Questa pagina è stata trascritta, formattata e riletta. |
IL CONTRATTEMPO | 425 |
Florindo. Alla corte. Voi conoscete il signor Pantalone de’ Bisognosi.
Leandro. Sì, è uno de’ miei mecenati.
Florindo. Sappiate che egli ha una figlia.
Leandro. Lo so, le ho fatto il suo ritratto.
Florindo. Il suo ritratto? Come?
Leandro. In quattordici versi.
Florindo. Oh bene, io nel vederla più volte, di lei mi sono invaghito. Parlarle non ho potuto, poichè in casa la tengono con una grandissima e somma gelosia. L’ho fatta chiedere al padre, ed egli me l’ha negata.
Leandro. E per questo vi disperate? V’insegnerò io.
Florindo. Che cosa m’insegnerete?
Leandro. Fatele fare un sonetto.
Florindo. Sarebbe inutile. Ella non ascolta...
Leandro. Se resiste a uno de’ miei sonetti, la stimo la donna più crudele del mondo; sapete quante ne ho io convertite con i miei versi?
Florindo. I vostri versi servono a un bell’uffizio.
Leandro. Sentite questo sonetto.
Florindo. Voi mi tormentate.
Leandro. Sentitelo: può essere ch’egli faccia a proposito per il caso vostro. Vi è un poco di analogia.
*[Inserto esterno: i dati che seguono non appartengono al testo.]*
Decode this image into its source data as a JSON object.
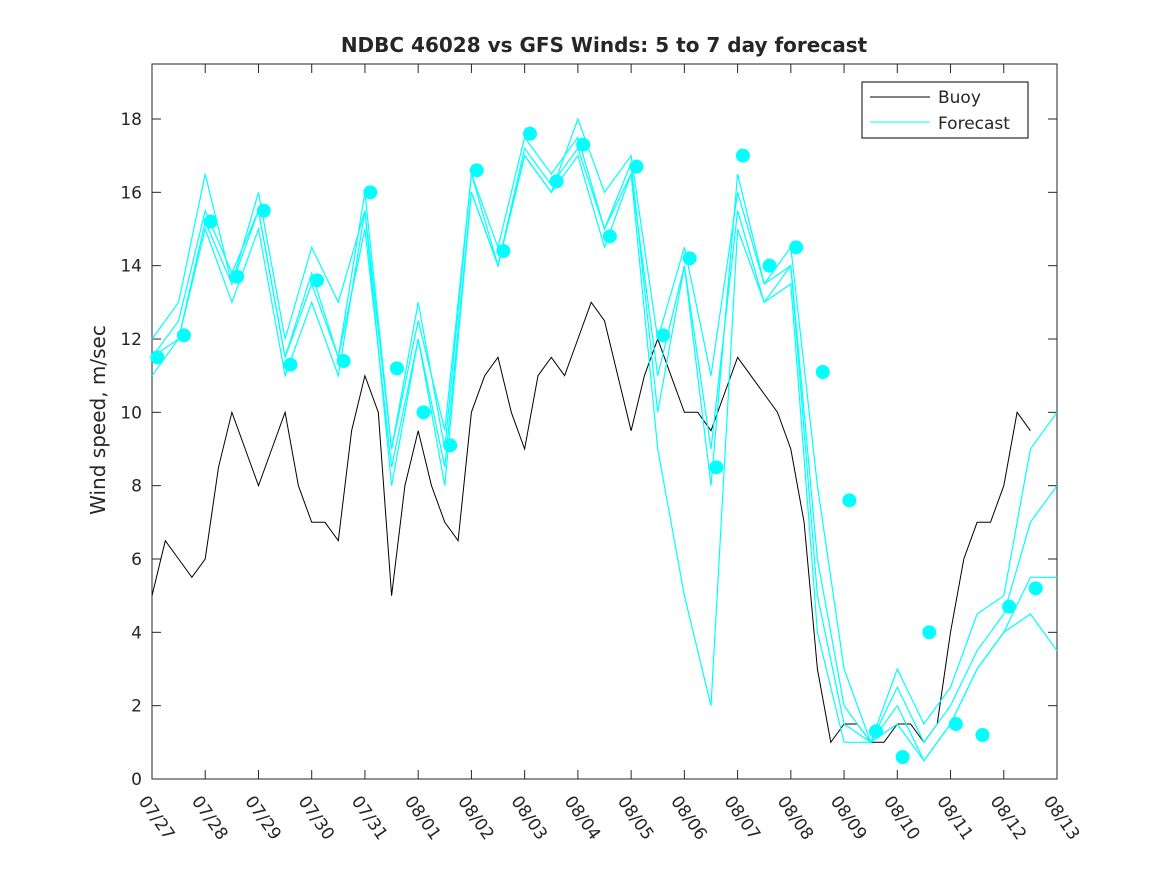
{
  "chart_data": {
    "type": "line",
    "title": "NDBC 46028 vs GFS Winds: 5 to 7 day forecast",
    "xlabel": "",
    "ylabel": "Wind speed, m/sec",
    "xlim": [
      0,
      17
    ],
    "ylim": [
      0,
      19.5
    ],
    "x_ticks": [
      0,
      1,
      2,
      3,
      4,
      5,
      6,
      7,
      8,
      9,
      10,
      11,
      12,
      13,
      14,
      15,
      16,
      17
    ],
    "x_tick_labels": [
      "07/27",
      "07/28",
      "07/29",
      "07/30",
      "07/31",
      "08/01",
      "08/02",
      "08/03",
      "08/04",
      "08/05",
      "08/06",
      "08/07",
      "08/08",
      "08/09",
      "08/10",
      "08/11",
      "08/12",
      "08/13"
    ],
    "y_ticks": [
      0,
      2,
      4,
      6,
      8,
      10,
      12,
      14,
      16,
      18
    ],
    "y_tick_labels": [
      "0",
      "2",
      "4",
      "6",
      "8",
      "10",
      "12",
      "14",
      "16",
      "18"
    ],
    "x_units": "days since 07/27 00:00",
    "grid": false,
    "legend": {
      "placement": "top-right",
      "entries": [
        {
          "label": "Buoy",
          "color": "#000000"
        },
        {
          "label": "Forecast",
          "color": "#00ffff"
        }
      ]
    },
    "series": [
      {
        "name": "Buoy",
        "color": "#000000",
        "x": [
          0,
          0.25,
          0.5,
          0.75,
          1.0,
          1.25,
          1.5,
          1.75,
          2.0,
          2.25,
          2.5,
          2.75,
          3.0,
          3.25,
          3.5,
          3.75,
          4.0,
          4.25,
          4.5,
          4.75,
          5.0,
          5.25,
          5.5,
          5.75,
          6.0,
          6.25,
          6.5,
          6.75,
          7.0,
          7.25,
          7.5,
          7.75,
          8.0,
          8.25,
          8.5,
          8.75,
          9.0,
          9.25,
          9.5,
          9.75,
          10.0,
          10.25,
          10.5,
          10.75,
          11.0,
          11.25,
          11.5,
          11.75,
          12.0,
          12.25,
          12.5,
          12.75,
          13.0,
          13.25,
          13.5,
          13.75,
          14.0,
          14.25,
          14.5,
          14.75,
          15.0,
          15.25,
          15.5,
          15.75,
          16.0,
          16.25,
          16.5
        ],
        "y": [
          5,
          6.5,
          6,
          5.5,
          6,
          8.5,
          10,
          9,
          8,
          9,
          10,
          8,
          7,
          7,
          6.5,
          9.5,
          11,
          10,
          5,
          8,
          9.5,
          8,
          7,
          6.5,
          10,
          11,
          11.5,
          10,
          9,
          11,
          11.5,
          11,
          12,
          13,
          12.5,
          11,
          9.5,
          11,
          12,
          11,
          10,
          10,
          9.5,
          10.5,
          11.5,
          11,
          10.5,
          10,
          9,
          7,
          3,
          1,
          1.5,
          1.5,
          1,
          1,
          1.5,
          1.5,
          1,
          1.5,
          4,
          6,
          7,
          7,
          8,
          10,
          9.5
        ]
      },
      {
        "name": "Forecast",
        "color": "#00ffff",
        "x": [
          0,
          0.5,
          1.0,
          1.5,
          2.0,
          2.5,
          3.0,
          3.5,
          4.0,
          4.5,
          5.0,
          5.5,
          6.0,
          6.5,
          7.0,
          7.5,
          8.0,
          8.5,
          9.0,
          9.5,
          10.0,
          10.5,
          11.0,
          11.5,
          12.0,
          12.5,
          13.0,
          13.5,
          14.0,
          14.5,
          15.0,
          15.5,
          16.0,
          16.5,
          17.0
        ],
        "y": [
          12,
          13,
          16.5,
          13.5,
          16,
          12,
          14.5,
          13,
          15.5,
          9,
          13,
          9,
          16.5,
          14,
          17,
          16,
          18,
          16,
          17,
          12,
          14.5,
          11,
          16,
          13.5,
          14.5,
          8,
          3,
          1,
          3,
          1.5,
          2.5,
          4.5,
          5,
          9,
          10
        ]
      },
      {
        "name": "Forecast",
        "color": "#00ffff",
        "x": [
          0,
          0.5,
          1.0,
          1.5,
          2.0,
          2.5,
          3.0,
          3.5,
          4.0,
          4.5,
          5.0,
          5.5,
          6.0,
          6.5,
          7.0,
          7.5,
          8.0,
          8.5,
          9.0,
          9.5,
          10.0,
          10.5,
          11.0,
          11.5,
          12.0,
          12.5,
          13.0,
          13.5,
          14.0,
          14.5,
          15.0,
          15.5,
          16.0,
          16.5,
          17.0
        ],
        "y": [
          11.5,
          12.5,
          15.5,
          13.8,
          15.5,
          11.5,
          13.8,
          11.5,
          15,
          8.5,
          12,
          8.5,
          16,
          14,
          17.2,
          16.2,
          17.2,
          15,
          16.5,
          11,
          14,
          9,
          15.5,
          13,
          14,
          6,
          2,
          1,
          2.5,
          1,
          2,
          3.5,
          4.5,
          7,
          8
        ]
      },
      {
        "name": "Forecast",
        "color": "#00ffff",
        "x": [
          0,
          0.5,
          1.0,
          1.5,
          2.0,
          2.5,
          3.0,
          3.5,
          4.0,
          4.5,
          5.0,
          5.5,
          6.0,
          6.5,
          7.0,
          7.5,
          8.0,
          8.5,
          9.0,
          9.5,
          10.0,
          10.5,
          11.0,
          11.5,
          12.0,
          12.5,
          13.0,
          13.5,
          14.0,
          14.5,
          15.0,
          15.5,
          16.0,
          16.5,
          17.0
        ],
        "y": [
          11.5,
          12,
          15.2,
          13.5,
          15.5,
          11.5,
          13.5,
          11.5,
          16,
          9,
          12.5,
          9.5,
          16.5,
          14.5,
          17.5,
          16.5,
          17.5,
          15,
          16.8,
          10,
          14,
          8,
          16.5,
          13.5,
          14,
          5,
          1.5,
          1,
          2,
          0.5,
          1.5,
          3,
          4,
          5.5,
          5.5
        ]
      },
      {
        "name": "Forecast",
        "color": "#00ffff",
        "x": [
          0,
          0.5,
          1.0,
          1.5,
          2.0,
          2.5,
          3.0,
          3.5,
          4.0,
          4.5,
          5.0,
          5.5,
          6.0,
          6.5,
          7.0,
          7.5,
          8.0,
          8.5,
          9.0,
          9.5,
          10.0,
          10.5,
          11.0,
          11.5,
          12.0,
          12.5,
          13.0,
          13.5,
          14.0,
          14.5,
          15.0,
          15.5,
          16.0,
          16.5,
          17.0
        ],
        "y": [
          11,
          12,
          15,
          13,
          15,
          11,
          13,
          11,
          15.5,
          8,
          12,
          8,
          16,
          14,
          17,
          16,
          17,
          14.5,
          16.5,
          9,
          5,
          2,
          15,
          13,
          13.5,
          4,
          1,
          1,
          1.5,
          0.5,
          1.5,
          3,
          4,
          4.5,
          3.5
        ]
      }
    ],
    "markers": {
      "name": "Forecast",
      "color": "#00ffff",
      "x": [
        0.1,
        0.6,
        1.1,
        1.6,
        2.1,
        2.6,
        3.1,
        3.6,
        4.1,
        4.6,
        5.1,
        5.6,
        6.1,
        6.6,
        7.1,
        7.6,
        8.1,
        8.6,
        9.1,
        9.6,
        10.1,
        10.6,
        11.1,
        11.6,
        12.1,
        12.6,
        13.1,
        13.6,
        14.1,
        14.6,
        15.1,
        15.6,
        16.1,
        16.6
      ],
      "y": [
        11.5,
        12.1,
        15.2,
        13.7,
        15.5,
        11.3,
        13.6,
        11.4,
        16.0,
        11.2,
        10.0,
        9.1,
        16.6,
        14.4,
        17.6,
        16.3,
        17.3,
        14.8,
        16.7,
        12.1,
        14.2,
        8.5,
        17.0,
        14.0,
        14.5,
        11.1,
        7.6,
        1.3,
        0.6,
        4.0,
        1.5,
        1.2,
        4.7,
        5.2
      ]
    }
  }
}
Florindo. Via, sentiamolo.
Leandro. Sediamo. Avete bevuto il caffè?
Florindo. Non ancora. (sedendo)
Leandro. Ordinatelo, che lo beveremo.
Florindo. Sì, come volete. Ehi, due caffè. (al caffettiere)
Leandro. Eccolo.
SONETTO.
Donna, del vostro cor l’irato sdegno
Nel mio povero sen fa strage assai.
Dal momento primier ch’io vi mirai,
Rimasi come un duro sasso, un legno.